Well, the goal of their reductionists proof is to show that if there is an adversary against the signature scheme one is can use this adversary to extract the unknown secret key. Now, if the reduction would already know the secret key from the start this would make no sense. But how should the reduction then answer the signing queries of the adversary without the knowledge of the secret key?
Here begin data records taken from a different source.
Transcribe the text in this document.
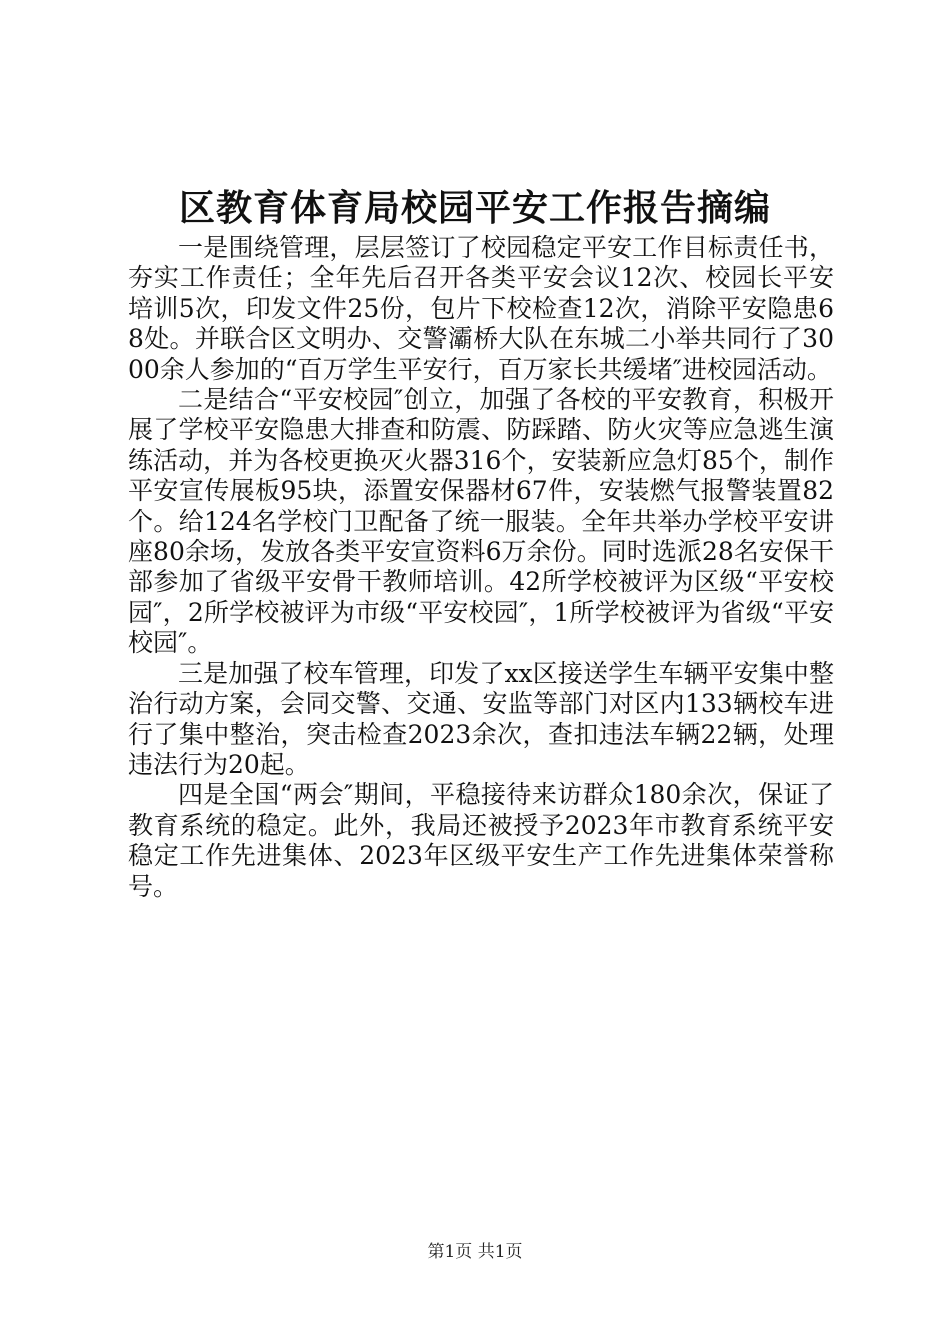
区教育体育局校园平安工作报告摘编

一是围绕管理，层层签订了校园稳定平安工作目标责任书，夯实工作责任；全年先后召开各类平安会议12次、校园长平安培训5次，印发文件25份，包片下校检查12次，消除平安隐患68处。并联合区文明办、交警灞桥大队在东城二小举共同行了3000余人参加的“百万学生平安行，百万家长共缓堵″进校园活动。

二是结合“平安校园″创立，加强了各校的平安教育，积极开展了学校平安隐患大排查和防震、防踩踏、防火灾等应急逃生演练活动，并为各校更换灭火器316个，安装新应急灯85个，制作平安宣传展板95块，添置安保器材67件，安装燃气报警装置82个。给124名学校门卫配备了统一服装。全年共举办学校平安讲座80余场，发放各类平安宣资料6万余份。同时选派28名安保干部参加了省级平安骨干教师培训。42所学校被评为区级“平安校园″，2所学校被评为市级“平安校园″，1所学校被评为省级“平安校园″。

三是加强了校车管理，印发了xx区接送学生车辆平安集中整治行动方案，会同交警、交通、安监等部门对区内133辆校车进行了集中整治，突击检查2023余次，查扣违法车辆22辆，处理违法行为20起。

四是全国“两会″期间，平稳接待来访群众180余次，保证了教育系统的稳定。此外，我局还被授予2023年市教育系统平安稳定工作先进集体、2023年区级平安生产工作先进集体荣誉称号。

第1页 共1页
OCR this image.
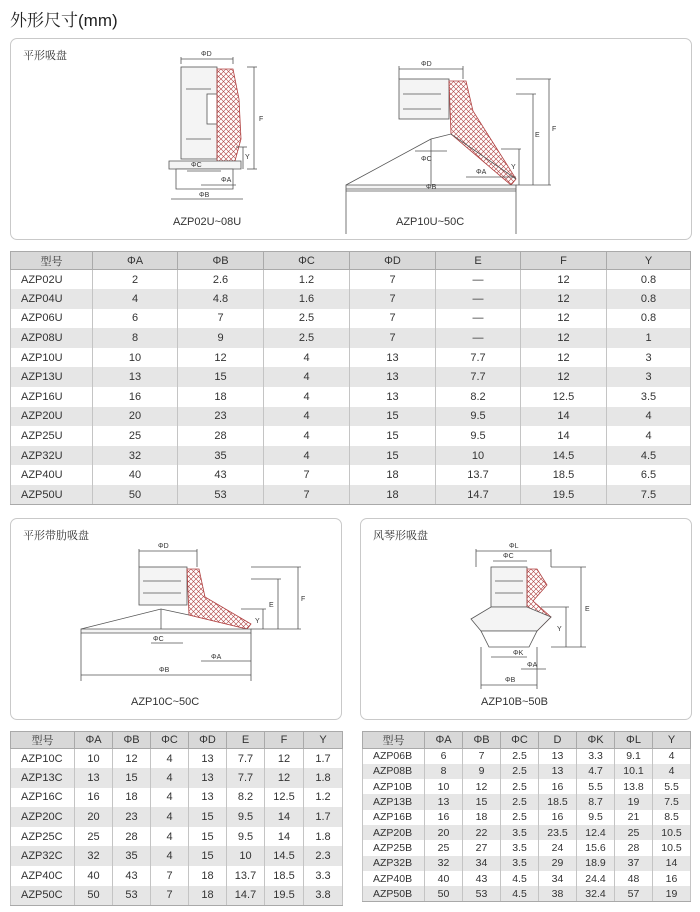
外形尺寸(mm)
平形吸盘	ΦD
F
Y
ΦC
ΦA
ΦB
ΦD
F
E
Y
ΦC
ΦA
ΦB
AZP02U~08U	AZP10U~50C
型号	ΦA	ΦB	ΦC	ΦD	E	F	Y
AZP02U	2	2.6	1.2	7	—	12	0.8
AZP04U	4	4.8	1.6	7	—	12	0.8
AZP06U	6	7	2.5	7	—	12	0.8
AZP08U	8	9	2.5	7	—	12	1
AZP10U	10	12	4	13	7.7	12	3
AZP13U	13	15	4	13	7.7	12	3
AZP16U	16	18	4	13	8.2	12.5	3.5
AZP20U	20	23	4	15	9.5	14	4
AZP25U	25	28	4	15	9.5	14	4
AZP32U	32	35	4	15	10	14.5	4.5
AZP40U	40	43	7	18	13.7	18.5	6.5
AZP50U	50	53	7	18	14.7	19.5	7.5
平形带肋吸盘
ΦD
F
E
Y
ΦC
ΦA
ΦB
AZP10C~50C
风琴形吸盘
ΦL
ΦC
E
Y
ΦK
ΦA
ΦB
AZP10B~50B
型号	ΦA	ΦB	ΦC	ΦD	E	F	Y
AZP10C	10	12	4	13	7.7	12	1.7
AZP13C	13	15	4	13	7.7	12	1.8
AZP16C	16	18	4	13	8.2	12.5	1.2
AZP20C	20	23	4	15	9.5	14	1.7
AZP25C	25	28	4	15	9.5	14	1.8
AZP32C	32	35	4	15	10	14.5	2.3
AZP40C	40	43	7	18	13.7	18.5	3.3
AZP50C	50	53	7	18	14.7	19.5	3.8
型号	ΦA	ΦB	ΦC	D	ΦK	ΦL	Y
AZP06B	6	7	2.5	13	3.3	9.1	4
AZP08B	8	9	2.5	13	4.7	10.1	4
AZP10B	10	12	2.5	16	5.5	13.8	5.5
AZP13B	13	15	2.5	18.5	8.7	19	7.5
AZP16B	16	18	2.5	16	9.5	21	8.5
AZP20B	20	22	3.5	23.5	12.4	25	10.5
AZP25B	25	27	3.5	24	15.6	28	10.5
AZP32B	32	34	3.5	29	18.9	37	14
AZP40B	40	43	4.5	34	24.4	48	16
AZP50B	50	53	4.5	38	32.4	57	19
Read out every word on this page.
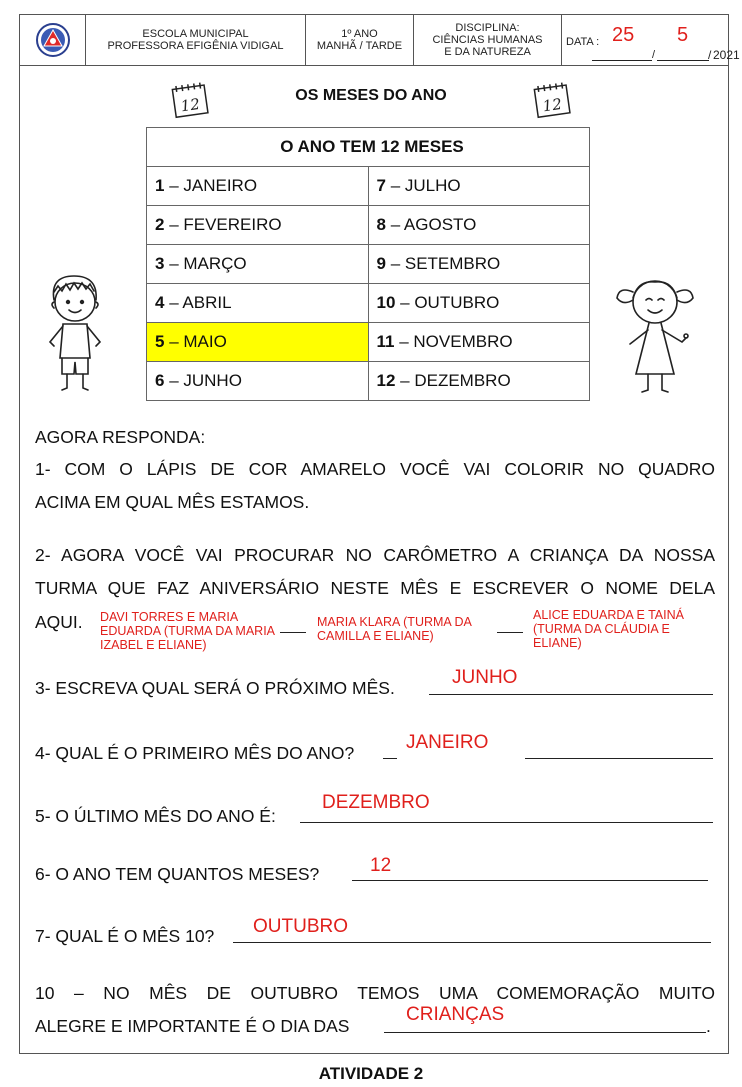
ESCOLA MUNICIPAL
PROFESSORA EFIGÊNIA VIDIGAL
1º ANO
MANHÃ / TARDE
DISCIPLINA:
CIÊNCIAS HUMANAS
E DA NATUREZA
DATA : 25 5
/	/ 2021
12	12
OS MESES DO ANO
O ANO TEM 12 MESES	
1 – JANEIRO	7 – JULHO
2 – FEVEREIRO	8 – AGOSTO
3 – MARÇO	9 – SETEMBRO
4 – ABRIL	10 – OUTUBRO
5 – MAIO	11 – NOVEMBRO
6 – JUNHO	12 – DEZEMBRO
AGORA RESPONDA:
1- COM O LÁPIS DE COR AMARELO VOCÊ VAI COLORIR NO QUADRO
ACIMA EM QUAL MÊS ESTAMOS.
2- AGORA VOCÊ VAI PROCURAR NO CARÔMETRO A CRIANÇA DA NOSSA
TURMA QUE FAZ ANIVERSÁRIO NESTE MÊS E ESCREVER O NOME DELA
AQUI.	DAVI TORRES E MARIA EDUARDA (TURMA DA MARIA IZABEL E ELIANE)
MARIA KLARA (TURMA DA CAMILLA E ELIANE)
ALICE EDUARDA E TAINÁ (TURMA DA CLÁUDIA E ELIANE)
3- ESCREVA QUAL SERÁ O PRÓXIMO MÊS.	JUNHO
4- QUAL É O PRIMEIRO MÊS DO ANO?	JANEIRO
5- O ÚLTIMO MÊS DO ANO É:
DEZEMBRO
6- O ANO TEM QUANTOS MESES?	12
7- QUAL É O MÊS 10?	OUTUBRO
10 – NO MÊS DE OUTUBRO TEMOS UMA COMEMORAÇÃO MUITO
ALEGRE E IMPORTANTE É O DIA DAS
CRIANÇAS
.
ATIVIDADE 2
This is where the programming of the random oracle jumps in (as @Chris Peikert already explained). The reduction programs the random oracle in a way such that it can answer the signature queries without knowing the secret key (in case of Schnorr signatures, if it chooses $e$ and $K$, sets $s=K$, computes $r=g^sy^s$ and then programs the oracle $f$ to the output $e:=f=(m,r)$, then you can easily convince yourself that $(r,s)$ is a valid signature for $m$). So, now the reduction can simulate signing queries and the distribution of these answers, i.e., signatures including $f$ values (note that if you program the oracle to output your randomly chosen $e$ this is what you expect from the random oracle $f$), is indistinguishable from those of real signatures that involved the signing key. This ensures that the adversary cannot detect that it is interacting with a simulated environment and not with the real challenger in the unforgeability game. Note however that the answering of the signing queries only works as the reduction can influence the output of the random oracle. In a real signature generation, the signer does not know how the result of $f(m,r)$ will look and thus has to follow the original signing protocol and is required to use the secret key to produce valid signatures. This is the power of programmable random oracles (which in the real protocol are instantiated by some hash function and one heuristically assumes that it behaves like a random oracle) .
So how does this help? Well, now as the reduction does not know the secret and can answer signing queries and if the adversary manages to output a forgery, it gets meaningful. If the reduction can then extract the secret key it knows something that it did not know before and in particular in case of Schnorr signatures has solved an instance of the discrete logarithm problem.